Let’s recall what the ACCC recently had to say about the gas cartel this week:
Australia’s east coast gas users are paying prices significantly above export parity prices, the ACCC’s latest gas report reveals.
The ACCC’s Gas Inquiry 2017-2025 Interim Report, released today, shows that prices offered to domestic gas users in late 2019 and early 2020 ranged from $8 to $11/GJ.
While this was down slightly from the $9 to $12/GJ range observed earlier in 2019, this price decline was not in line with the significant and sustained drop in LNG netback prices, which were for 2021 delivery below $6/GJ by early 2020 and have been below $5.50 since May.
“The ACCC is very concerned with the widening gap between domestic and export parity prices, which will have an inevitable impact on Australia’s industrial sector during what is already a difficult economic period,” ACCC Chair Rod Sims said.
“Queensland LNG producers sold 18 LNG spot cargoes into international markets in late 2019 and early 2020, equivalent to more than 10 per cent of annual domestic east coast demand. This gas was sold at prices substantially below domestic gas price offers, showing the importance of our continuing work to understand the drivers behind the price levels we are seeing across the domestic market.”
“It is also clear that recent Australian contract gas prices do not reflect overseas forward prices.”
“I am yet to hear a compelling reason from LNG producers as to why domestic users are paying substantially higher prices than buyers in international markets.”
“When we have lower gas prices around the world, and the Australian market linked to world gas markets, it is vital that Australian gas users get the benefit.”
Today, cartel leader and accomplished liar, Santos, responds:
Santos managing director Kevin Gallagher has responded to criticism from Australia’s competition watchdog which says gas exporters are failing to pass on global price reductions to local customers on long-term contracts.
Mr Gallagher on Thursday said he would be “very happy” to be transparent and provide information on pricing if requested, but urged authorities to also consider the cost of production.
“When spot prices are low it’s because there’s an oversupply in the market … so they are below the cost of supply,” he said. “To expect us to sell at a cost below the cost of supply is nonsensical.”
What readers need to understand is the difference between cash cost and all-in cost.
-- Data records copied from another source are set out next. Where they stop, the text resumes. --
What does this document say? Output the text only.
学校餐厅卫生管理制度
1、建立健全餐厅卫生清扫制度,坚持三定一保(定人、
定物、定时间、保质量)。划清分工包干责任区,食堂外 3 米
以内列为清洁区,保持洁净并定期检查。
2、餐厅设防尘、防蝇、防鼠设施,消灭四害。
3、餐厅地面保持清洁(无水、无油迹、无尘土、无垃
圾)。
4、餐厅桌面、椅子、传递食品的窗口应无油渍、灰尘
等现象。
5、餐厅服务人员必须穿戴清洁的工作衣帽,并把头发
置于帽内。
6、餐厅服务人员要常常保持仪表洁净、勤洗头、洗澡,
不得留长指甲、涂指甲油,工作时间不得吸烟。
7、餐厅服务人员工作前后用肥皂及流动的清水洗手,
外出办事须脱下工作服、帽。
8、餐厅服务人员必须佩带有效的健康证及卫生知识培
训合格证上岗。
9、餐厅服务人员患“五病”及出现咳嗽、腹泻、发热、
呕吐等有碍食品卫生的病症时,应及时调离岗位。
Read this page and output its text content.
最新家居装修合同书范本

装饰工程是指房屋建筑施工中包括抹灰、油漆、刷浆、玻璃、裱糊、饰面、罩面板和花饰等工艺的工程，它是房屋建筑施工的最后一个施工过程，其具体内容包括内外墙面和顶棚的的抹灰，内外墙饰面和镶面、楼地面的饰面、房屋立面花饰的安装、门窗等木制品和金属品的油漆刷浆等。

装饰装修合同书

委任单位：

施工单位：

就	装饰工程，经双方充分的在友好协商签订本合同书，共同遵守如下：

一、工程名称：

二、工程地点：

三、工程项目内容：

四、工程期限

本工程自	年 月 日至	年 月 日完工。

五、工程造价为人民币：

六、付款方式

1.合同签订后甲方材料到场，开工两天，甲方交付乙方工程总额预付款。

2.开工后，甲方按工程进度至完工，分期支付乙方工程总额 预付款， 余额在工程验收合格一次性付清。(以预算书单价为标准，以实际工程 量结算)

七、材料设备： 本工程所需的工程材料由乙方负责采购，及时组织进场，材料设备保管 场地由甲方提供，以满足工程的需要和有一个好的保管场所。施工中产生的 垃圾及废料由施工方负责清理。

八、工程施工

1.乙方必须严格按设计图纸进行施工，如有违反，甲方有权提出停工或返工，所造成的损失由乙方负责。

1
Liar Santos is hiding behind all-in cost which does require high prices for profits. But that includes the cost of building its immense white elephant LNG export plant. Once that is removed, the cash cost for gas extraction is very low and it can be supplied quite profitably on a cash basis.
The problem for liars like Santos is that this results in writedowns for the capital misallocated into the dud LNG plants, as we have seen for years, so they hate doing it.
In short, they could very easily supply much cheaper gas locally and still be cash profitable but, for obvious reasons, they very much prefer to charge like wounded bulls to bail out their own catastrophic mistakes.
Needless to say, asking Australians to pay for this in their utility bills is very clearly a market failure of immense proportions that demands Draconian regulatory intervention.
But that is not forthcoming because the cartel has bought the Morrison Government. So much so, that the Government now casually dismisses the increasingly desperate pleading of its own competition regulator.
Meanwhile, the media reproduces the cartel press releases like a busted fax machine caught on repeat.
And that, my friends, is economics Strayan style.